## Monday, August 13, 2012

### Write your own System IV estimator in R (and SOLS)

# Specify a variable to hold number of observations
obs = 10000

# Create independent variables
z1 = rnorm(obs)
z2 = rnorm(obs)

# Create error
u1 = rnorm(obs)
u2 = rnorm(obs)

# Create endogenous variable
x1 = .5*z1  -   z2 + u1 + rnorm(obs)
x2 = 1.5*z1 - 2*z2 - u2 + rnorm(obs)
x3 = rnorm(obs)

# Create dependent variable
y1 =  5 + 2*x1 - x2 +   x3 + u1*5 - u2*2
y2 = -5 - 2*x1 + x2 - 2*x3 + u2*5 - u1*1

# First let's attempt a nieve SOLS
# Y = XB
# X'Y = X'XB
# (X'X)^-1(X'Y) = Bhat

X = cbind(x1,x2,x3,1)
Y = cbind(y1,y2)

A = solve(t(X)%*%X)
# solve simply finds the inverse of its argument
B = t(X)%*%Y

SOLS = A%*%B
SOLS

# We can see the coefficient on x is upwards biased.

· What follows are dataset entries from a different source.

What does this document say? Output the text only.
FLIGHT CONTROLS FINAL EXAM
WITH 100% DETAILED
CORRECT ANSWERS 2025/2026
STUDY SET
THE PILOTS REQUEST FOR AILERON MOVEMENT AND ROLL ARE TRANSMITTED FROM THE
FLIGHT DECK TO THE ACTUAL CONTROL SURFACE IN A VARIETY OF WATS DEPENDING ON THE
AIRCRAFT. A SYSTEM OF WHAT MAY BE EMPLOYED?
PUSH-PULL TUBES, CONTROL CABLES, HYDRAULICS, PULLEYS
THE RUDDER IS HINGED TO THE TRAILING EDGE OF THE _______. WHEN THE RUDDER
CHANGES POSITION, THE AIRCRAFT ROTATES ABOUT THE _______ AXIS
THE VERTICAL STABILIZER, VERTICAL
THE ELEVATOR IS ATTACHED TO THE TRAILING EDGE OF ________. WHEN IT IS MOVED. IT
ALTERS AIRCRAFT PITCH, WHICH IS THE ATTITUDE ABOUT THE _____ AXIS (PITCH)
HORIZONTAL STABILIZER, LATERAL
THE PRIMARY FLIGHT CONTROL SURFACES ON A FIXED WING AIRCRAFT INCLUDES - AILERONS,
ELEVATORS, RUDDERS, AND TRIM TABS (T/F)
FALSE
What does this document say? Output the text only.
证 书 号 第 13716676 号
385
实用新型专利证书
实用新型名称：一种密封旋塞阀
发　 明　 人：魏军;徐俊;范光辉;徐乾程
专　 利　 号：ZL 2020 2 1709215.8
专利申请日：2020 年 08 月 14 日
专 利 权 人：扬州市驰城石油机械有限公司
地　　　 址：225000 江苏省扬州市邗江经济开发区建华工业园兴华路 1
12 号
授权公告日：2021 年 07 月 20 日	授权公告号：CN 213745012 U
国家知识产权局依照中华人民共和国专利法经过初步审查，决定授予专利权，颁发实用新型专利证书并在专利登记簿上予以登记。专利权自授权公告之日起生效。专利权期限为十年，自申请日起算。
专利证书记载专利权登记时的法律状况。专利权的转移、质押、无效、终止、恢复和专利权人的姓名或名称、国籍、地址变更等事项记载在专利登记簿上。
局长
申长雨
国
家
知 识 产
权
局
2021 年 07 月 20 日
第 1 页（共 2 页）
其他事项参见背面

# Now let's construct the system IV

# Y = XB
# Z'Y = Z'XB
# (Z'X)'Z'Y = (Z'X)'Z'XB
# (X'Z)Z'Y  = (X'Z)Z'XB
# ((X'Z)Z'X)^-1 (X'Z)Z'Y = B
# ((X'Z Z'X)^-1 (X'Z Z'Y) = IVhat
# ((X'Z Z'X)^-1 (X'Z Z'Y) = IVhat
# C * D = IVhat

X = cbind(x1, x2, x3, 1)

# It is important to remember that any explanatory variables that are not instrumented for must be included in the instrument.  Thus x3 in Z.
Z = cbind(x3, z1, z2, 1)

C = solve(t(X)%*%Z%*%t(Z)%*%X)
D = t(X)%*%Z%*%t(Z)

SIV = C%*%D%*%Y
SIV

# System IV seems to be working pretty well
# Alternative non-system IV on the two equations would be

IV1 = C%*%D%*%y1
IV1

IV2 = C%*%D%*%y2
IV2

# We can see that there is no difference in coefficient estimates between seperate IV estimates and SIV.  This, I believe, is because like in the SOLS model if the regressors are the same in both equations and there is no cross equation restrictions then the system produces identical results to the non-system estimates.  This however is not true when estimating standard errors.